Vernier Software & Technology Accepting Applications for its 2017 Engineering Contest
Vernier Software & Technology is accepting applications for its 2017 Engineering Contest. The contest recognizes science and STEM teachers for their creative uses of Vernier sensors to teach students engineering concepts and practices. Two winning teachers—one middle school teacher and one high school teacher—will each receive prizes valued at $5,500.

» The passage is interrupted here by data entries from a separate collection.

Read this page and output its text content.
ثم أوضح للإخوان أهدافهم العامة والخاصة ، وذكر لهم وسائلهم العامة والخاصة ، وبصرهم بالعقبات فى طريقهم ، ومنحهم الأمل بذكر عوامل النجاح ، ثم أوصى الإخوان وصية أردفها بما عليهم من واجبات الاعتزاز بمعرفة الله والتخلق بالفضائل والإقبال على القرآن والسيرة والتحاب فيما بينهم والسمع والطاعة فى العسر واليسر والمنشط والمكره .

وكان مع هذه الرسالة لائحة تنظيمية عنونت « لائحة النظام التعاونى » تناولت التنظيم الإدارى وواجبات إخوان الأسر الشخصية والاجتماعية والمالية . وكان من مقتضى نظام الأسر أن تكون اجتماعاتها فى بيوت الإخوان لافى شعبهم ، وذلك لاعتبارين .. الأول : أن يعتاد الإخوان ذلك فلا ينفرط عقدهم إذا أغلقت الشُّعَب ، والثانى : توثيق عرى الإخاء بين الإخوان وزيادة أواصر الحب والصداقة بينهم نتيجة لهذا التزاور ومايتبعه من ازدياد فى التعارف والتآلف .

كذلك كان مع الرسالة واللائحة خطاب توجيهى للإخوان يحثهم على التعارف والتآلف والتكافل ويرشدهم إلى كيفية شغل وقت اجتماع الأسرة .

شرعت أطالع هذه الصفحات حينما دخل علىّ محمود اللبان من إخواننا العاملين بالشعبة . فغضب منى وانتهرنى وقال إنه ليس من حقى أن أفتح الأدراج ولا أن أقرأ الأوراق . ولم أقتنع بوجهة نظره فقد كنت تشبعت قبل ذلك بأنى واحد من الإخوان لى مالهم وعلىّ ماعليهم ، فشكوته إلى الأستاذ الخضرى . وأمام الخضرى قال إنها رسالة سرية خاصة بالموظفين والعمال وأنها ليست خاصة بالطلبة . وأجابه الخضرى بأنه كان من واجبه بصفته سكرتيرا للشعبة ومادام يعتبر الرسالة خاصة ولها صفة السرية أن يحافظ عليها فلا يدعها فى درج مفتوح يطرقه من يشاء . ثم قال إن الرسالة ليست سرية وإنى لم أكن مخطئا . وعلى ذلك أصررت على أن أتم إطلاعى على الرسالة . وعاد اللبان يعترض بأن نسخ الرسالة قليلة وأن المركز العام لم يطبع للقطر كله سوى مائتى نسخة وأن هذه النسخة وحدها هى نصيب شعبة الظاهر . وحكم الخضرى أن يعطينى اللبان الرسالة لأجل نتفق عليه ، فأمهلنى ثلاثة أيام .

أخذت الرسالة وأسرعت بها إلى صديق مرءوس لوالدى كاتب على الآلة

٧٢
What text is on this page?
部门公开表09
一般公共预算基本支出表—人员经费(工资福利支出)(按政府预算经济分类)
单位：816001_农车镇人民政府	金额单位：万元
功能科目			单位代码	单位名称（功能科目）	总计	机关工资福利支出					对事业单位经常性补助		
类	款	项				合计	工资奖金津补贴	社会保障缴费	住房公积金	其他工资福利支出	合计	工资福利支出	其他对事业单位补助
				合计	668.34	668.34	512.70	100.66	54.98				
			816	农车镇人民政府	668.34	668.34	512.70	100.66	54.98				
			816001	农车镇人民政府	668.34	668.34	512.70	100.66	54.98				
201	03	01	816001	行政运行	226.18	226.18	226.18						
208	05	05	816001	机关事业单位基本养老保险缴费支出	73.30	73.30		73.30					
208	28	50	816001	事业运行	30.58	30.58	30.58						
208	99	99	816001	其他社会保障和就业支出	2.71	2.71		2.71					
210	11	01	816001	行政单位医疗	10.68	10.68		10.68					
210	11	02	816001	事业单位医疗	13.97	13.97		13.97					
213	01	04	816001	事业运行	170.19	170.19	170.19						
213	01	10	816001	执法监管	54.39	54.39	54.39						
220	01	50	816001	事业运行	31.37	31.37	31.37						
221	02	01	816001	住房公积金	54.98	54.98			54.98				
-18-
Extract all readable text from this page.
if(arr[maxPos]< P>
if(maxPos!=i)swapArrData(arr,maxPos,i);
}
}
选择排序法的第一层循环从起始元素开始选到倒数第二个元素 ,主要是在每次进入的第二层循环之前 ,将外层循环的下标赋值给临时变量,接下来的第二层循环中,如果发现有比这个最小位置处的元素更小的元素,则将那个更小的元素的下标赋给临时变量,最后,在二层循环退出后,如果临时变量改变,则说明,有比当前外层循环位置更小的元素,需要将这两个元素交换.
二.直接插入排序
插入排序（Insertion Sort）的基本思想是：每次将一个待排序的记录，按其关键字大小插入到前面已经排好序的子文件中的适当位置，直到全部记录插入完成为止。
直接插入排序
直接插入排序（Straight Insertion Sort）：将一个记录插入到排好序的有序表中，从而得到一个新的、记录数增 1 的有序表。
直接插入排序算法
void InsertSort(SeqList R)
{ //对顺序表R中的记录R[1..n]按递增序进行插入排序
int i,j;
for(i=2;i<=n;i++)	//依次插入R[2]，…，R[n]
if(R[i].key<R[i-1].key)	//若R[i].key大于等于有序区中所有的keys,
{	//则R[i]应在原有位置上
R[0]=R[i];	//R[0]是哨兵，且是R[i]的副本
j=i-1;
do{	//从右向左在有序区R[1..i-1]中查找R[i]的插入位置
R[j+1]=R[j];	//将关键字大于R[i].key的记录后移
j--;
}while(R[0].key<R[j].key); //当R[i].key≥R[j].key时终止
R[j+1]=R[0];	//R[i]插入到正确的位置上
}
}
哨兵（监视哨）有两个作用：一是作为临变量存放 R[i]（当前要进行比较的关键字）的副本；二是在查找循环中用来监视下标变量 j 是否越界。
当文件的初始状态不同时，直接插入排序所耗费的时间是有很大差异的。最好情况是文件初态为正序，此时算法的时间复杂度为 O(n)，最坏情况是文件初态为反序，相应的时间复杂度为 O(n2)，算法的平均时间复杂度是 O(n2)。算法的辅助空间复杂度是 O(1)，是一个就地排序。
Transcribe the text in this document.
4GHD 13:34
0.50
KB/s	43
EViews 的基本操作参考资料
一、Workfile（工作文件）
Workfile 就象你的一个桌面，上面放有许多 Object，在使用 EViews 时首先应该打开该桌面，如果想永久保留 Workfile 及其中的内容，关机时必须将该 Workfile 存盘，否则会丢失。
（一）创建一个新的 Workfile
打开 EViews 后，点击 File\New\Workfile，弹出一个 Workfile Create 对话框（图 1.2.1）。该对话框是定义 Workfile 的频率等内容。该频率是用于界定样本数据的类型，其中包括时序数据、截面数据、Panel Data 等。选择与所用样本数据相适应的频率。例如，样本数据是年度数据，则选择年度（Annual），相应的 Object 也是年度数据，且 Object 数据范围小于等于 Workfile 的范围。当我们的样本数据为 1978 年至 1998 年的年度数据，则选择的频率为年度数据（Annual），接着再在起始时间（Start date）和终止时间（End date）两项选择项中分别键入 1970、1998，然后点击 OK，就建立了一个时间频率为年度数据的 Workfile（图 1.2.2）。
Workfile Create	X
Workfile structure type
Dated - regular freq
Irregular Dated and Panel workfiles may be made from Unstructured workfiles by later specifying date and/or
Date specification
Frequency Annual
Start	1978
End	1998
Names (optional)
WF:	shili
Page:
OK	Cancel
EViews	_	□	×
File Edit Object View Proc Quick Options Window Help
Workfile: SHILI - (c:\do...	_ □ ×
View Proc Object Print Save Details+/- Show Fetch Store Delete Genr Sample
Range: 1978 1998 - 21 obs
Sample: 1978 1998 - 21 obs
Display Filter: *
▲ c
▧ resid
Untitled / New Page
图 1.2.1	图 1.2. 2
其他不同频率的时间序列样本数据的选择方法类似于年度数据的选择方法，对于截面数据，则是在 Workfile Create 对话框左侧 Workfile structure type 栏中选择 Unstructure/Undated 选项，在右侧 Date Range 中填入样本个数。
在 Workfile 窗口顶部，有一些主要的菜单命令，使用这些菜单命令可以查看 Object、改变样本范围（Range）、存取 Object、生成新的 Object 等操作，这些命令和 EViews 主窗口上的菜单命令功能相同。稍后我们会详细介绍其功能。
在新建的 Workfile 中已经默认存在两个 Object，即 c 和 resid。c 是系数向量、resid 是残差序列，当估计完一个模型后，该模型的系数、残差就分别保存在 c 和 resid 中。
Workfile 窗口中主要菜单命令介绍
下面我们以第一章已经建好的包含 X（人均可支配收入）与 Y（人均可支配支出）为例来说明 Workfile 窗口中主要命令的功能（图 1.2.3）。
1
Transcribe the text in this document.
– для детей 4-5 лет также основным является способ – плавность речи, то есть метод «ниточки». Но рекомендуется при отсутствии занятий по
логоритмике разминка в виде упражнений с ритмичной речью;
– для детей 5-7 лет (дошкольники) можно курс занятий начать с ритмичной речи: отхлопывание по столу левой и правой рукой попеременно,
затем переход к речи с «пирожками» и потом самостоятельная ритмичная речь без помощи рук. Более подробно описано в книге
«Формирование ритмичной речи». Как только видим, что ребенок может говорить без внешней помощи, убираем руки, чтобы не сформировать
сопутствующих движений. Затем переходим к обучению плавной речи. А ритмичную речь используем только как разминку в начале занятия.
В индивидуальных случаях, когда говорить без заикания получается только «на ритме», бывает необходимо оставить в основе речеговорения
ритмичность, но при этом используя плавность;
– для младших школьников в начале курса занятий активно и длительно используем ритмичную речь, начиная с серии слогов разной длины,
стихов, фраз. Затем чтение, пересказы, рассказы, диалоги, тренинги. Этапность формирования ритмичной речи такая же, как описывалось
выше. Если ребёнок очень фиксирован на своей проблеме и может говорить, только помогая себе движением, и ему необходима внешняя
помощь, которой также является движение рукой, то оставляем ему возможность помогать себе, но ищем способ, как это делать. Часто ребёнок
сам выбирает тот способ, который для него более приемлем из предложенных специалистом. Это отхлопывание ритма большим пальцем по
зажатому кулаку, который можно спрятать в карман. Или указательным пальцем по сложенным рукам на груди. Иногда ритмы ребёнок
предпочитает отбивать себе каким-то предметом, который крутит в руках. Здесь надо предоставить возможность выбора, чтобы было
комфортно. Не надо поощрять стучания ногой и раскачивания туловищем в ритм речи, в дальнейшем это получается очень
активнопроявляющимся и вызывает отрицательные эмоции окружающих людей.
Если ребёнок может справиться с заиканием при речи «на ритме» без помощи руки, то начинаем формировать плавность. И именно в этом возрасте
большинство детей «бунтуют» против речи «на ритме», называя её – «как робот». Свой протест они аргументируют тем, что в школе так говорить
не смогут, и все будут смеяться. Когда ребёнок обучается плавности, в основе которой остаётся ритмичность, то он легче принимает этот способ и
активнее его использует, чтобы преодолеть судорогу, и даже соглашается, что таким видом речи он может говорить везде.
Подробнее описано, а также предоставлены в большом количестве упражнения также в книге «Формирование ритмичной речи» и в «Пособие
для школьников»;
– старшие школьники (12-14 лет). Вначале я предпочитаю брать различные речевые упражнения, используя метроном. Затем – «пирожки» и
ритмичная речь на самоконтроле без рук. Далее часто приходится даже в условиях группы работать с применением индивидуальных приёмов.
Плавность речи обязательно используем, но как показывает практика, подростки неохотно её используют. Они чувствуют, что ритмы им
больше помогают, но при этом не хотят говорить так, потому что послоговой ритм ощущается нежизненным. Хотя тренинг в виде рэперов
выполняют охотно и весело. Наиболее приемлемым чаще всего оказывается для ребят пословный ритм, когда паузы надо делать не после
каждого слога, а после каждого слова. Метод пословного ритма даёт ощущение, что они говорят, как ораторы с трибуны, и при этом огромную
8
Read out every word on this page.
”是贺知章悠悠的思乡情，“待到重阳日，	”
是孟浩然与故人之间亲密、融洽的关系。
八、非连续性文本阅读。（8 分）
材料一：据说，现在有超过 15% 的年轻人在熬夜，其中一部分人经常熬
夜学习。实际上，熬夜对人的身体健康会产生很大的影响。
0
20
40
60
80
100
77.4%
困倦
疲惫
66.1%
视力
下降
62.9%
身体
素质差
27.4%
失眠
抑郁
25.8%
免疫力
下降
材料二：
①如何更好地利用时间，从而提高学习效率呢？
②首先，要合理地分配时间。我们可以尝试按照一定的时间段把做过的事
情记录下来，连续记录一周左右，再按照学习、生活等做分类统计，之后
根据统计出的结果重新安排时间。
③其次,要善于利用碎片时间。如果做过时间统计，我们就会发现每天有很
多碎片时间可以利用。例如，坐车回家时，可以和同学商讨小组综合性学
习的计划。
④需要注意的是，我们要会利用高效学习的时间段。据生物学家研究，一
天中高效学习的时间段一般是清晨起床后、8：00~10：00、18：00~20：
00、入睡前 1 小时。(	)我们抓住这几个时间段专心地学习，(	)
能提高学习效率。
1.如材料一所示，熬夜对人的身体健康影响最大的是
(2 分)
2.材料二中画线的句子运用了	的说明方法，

Applications for the contest are due by February 15, 2017, and winners will be announced in March on the Vernier website and Facebook page. To enter, educators must complete an online application, as well as produce a video that showcases the engineering project in action, describes the Vernier sensors being used, and highlights the engineering concepts being addressed. The sensors may be used in conjunction with Logger Pro software, NI LabVIEW software, LEGO NXT, VEX, or any other system incorporating Vernier sensors.
Applications will be judged by a panel of Vernier experts based on innovation, engineering objectives, and the ease by which other teachers can replicate the project. Applicants will specifically need to explain how the project addresses the engineering practices called for in the Next Generation Science Standards (NGSS).
Each winner will receive $1,000 in cash, $3,000 in Vernier technology, and $1,500 toward expenses to attend the 2017 National Science Teachers’ Association (NSTA) STEM conference or the 2017 American Society for Engineering Education (ASEE) conference.
“We are constantly impressed by the innovative ways teachers are using our technology to engage students in hands-on learning,” said John Wheeler, CEO of Vernier Software & Technology. “Our annual Engineering Contest helps us recognize and share some of these best practices, while supporting teachers by providing prizes and valuable professional development opportunities.”
The winning projects from the 2016 Vernier Engineering Contest focused on developing specialized water filters and designing bridges made out of a single material without adhesives.